Forest Growth Management

In this problem, you are given a forest with \(n\) trees numbered from \(1\) to \(n\). Initially, each tree consists of a single node with label \(1\), which is also its growth node. A growth node is a special node that can produce a new child.

You need to process \(Q\) operations. There are three types of operations:

1. Growth Operation: Given integers 1 l r. For every tree with index in \([l, r]\), let its current growth node produce a new child. The new child's label is defined as the current maximum label of that tree plus one. After adding the child, update the growth node to this new node.
2. Modification Operation: Given integers 2 l r x. For every tree with index in \([l, r]\), if a node with label \(x\) exists in that tree (i.e. if \(x\) is less than or equal to the current maximum label in that tree), then update the growth node to be the node with label \(x\). Otherwise, ignore the operation for that tree.
3. Query Operation: Given integers 3 i. Output the label of the current growth node of the \(i\)th tree.

Input Format:

• The first line contains two integers \(n\) and \(Q\).
• Each of the following \(Q\) lines describes an operation in one of the following formats:
  • 1 l r — a growth operation.
  • 2 l r x — a modification operation.
  • 3 i — a query operation.

Output Format:

• For each query operation, output the respective result on a separate line.

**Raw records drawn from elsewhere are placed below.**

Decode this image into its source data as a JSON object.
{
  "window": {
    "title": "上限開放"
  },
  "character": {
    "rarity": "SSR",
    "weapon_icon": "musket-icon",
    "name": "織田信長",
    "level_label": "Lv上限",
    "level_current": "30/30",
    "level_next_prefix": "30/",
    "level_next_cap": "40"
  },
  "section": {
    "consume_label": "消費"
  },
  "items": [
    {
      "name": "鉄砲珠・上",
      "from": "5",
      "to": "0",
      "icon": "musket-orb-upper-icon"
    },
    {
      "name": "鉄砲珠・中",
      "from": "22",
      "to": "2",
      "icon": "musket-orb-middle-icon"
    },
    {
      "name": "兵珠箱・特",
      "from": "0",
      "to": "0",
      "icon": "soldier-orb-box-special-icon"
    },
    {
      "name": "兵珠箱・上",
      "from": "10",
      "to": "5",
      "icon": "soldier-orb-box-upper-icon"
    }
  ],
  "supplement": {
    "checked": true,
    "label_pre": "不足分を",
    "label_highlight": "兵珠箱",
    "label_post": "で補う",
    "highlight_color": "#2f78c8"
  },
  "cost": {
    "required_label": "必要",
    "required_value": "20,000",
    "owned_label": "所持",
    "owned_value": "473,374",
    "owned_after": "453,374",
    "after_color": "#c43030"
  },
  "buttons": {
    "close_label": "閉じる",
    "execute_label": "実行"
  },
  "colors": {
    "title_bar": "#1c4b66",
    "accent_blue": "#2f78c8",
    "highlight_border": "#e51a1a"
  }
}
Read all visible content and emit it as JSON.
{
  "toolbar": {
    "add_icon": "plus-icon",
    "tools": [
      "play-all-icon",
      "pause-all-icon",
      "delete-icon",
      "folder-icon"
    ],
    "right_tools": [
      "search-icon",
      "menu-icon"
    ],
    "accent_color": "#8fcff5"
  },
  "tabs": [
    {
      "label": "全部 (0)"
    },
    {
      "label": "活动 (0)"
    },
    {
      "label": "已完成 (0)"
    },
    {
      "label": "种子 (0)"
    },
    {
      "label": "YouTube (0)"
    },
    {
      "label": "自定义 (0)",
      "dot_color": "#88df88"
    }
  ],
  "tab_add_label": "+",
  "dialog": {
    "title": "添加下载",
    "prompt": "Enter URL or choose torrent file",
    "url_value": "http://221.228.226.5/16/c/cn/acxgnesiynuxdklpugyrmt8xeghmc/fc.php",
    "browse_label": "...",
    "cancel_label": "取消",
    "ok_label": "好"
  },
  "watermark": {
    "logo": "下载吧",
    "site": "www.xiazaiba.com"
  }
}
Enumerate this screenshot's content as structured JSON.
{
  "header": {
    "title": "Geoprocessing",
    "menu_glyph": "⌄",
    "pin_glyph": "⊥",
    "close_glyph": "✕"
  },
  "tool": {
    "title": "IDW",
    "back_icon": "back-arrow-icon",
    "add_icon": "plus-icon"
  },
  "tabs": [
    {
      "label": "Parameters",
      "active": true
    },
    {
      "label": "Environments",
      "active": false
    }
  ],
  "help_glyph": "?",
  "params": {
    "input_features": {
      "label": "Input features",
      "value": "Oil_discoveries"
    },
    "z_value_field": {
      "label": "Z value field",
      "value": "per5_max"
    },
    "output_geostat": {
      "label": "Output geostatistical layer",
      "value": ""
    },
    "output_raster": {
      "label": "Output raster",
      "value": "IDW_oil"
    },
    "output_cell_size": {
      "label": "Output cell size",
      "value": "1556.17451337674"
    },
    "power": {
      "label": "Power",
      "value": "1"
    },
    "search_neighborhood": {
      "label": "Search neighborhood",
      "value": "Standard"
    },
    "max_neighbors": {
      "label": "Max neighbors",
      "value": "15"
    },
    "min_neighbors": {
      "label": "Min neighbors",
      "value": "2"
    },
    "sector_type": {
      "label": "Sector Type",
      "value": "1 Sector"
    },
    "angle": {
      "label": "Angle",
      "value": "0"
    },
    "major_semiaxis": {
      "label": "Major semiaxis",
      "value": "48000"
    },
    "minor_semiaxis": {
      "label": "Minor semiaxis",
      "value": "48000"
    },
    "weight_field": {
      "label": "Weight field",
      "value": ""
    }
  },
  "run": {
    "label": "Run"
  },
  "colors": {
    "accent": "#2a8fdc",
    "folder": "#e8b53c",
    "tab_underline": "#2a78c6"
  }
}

Your task is to simulate the operations and answer all the queries.

inputFormat

The input begins with a line containing two integers \(n\) and \(Q\), representing the number of trees and the number of operations, respectively.

Each of the next \(Q\) lines contains an operation in one of the following formats:

• 1 l r — Growth operation.
• 2 l r x — Modification operation.
• 3 i — Query operation.

outputFormat

For each query operation (of the form 3 i), output the label of the current growth node of the \(i\)th tree on a new line.

sample

3 5
1 1 2
3 1
2 1 3 1
3 2
3 3

2
1
1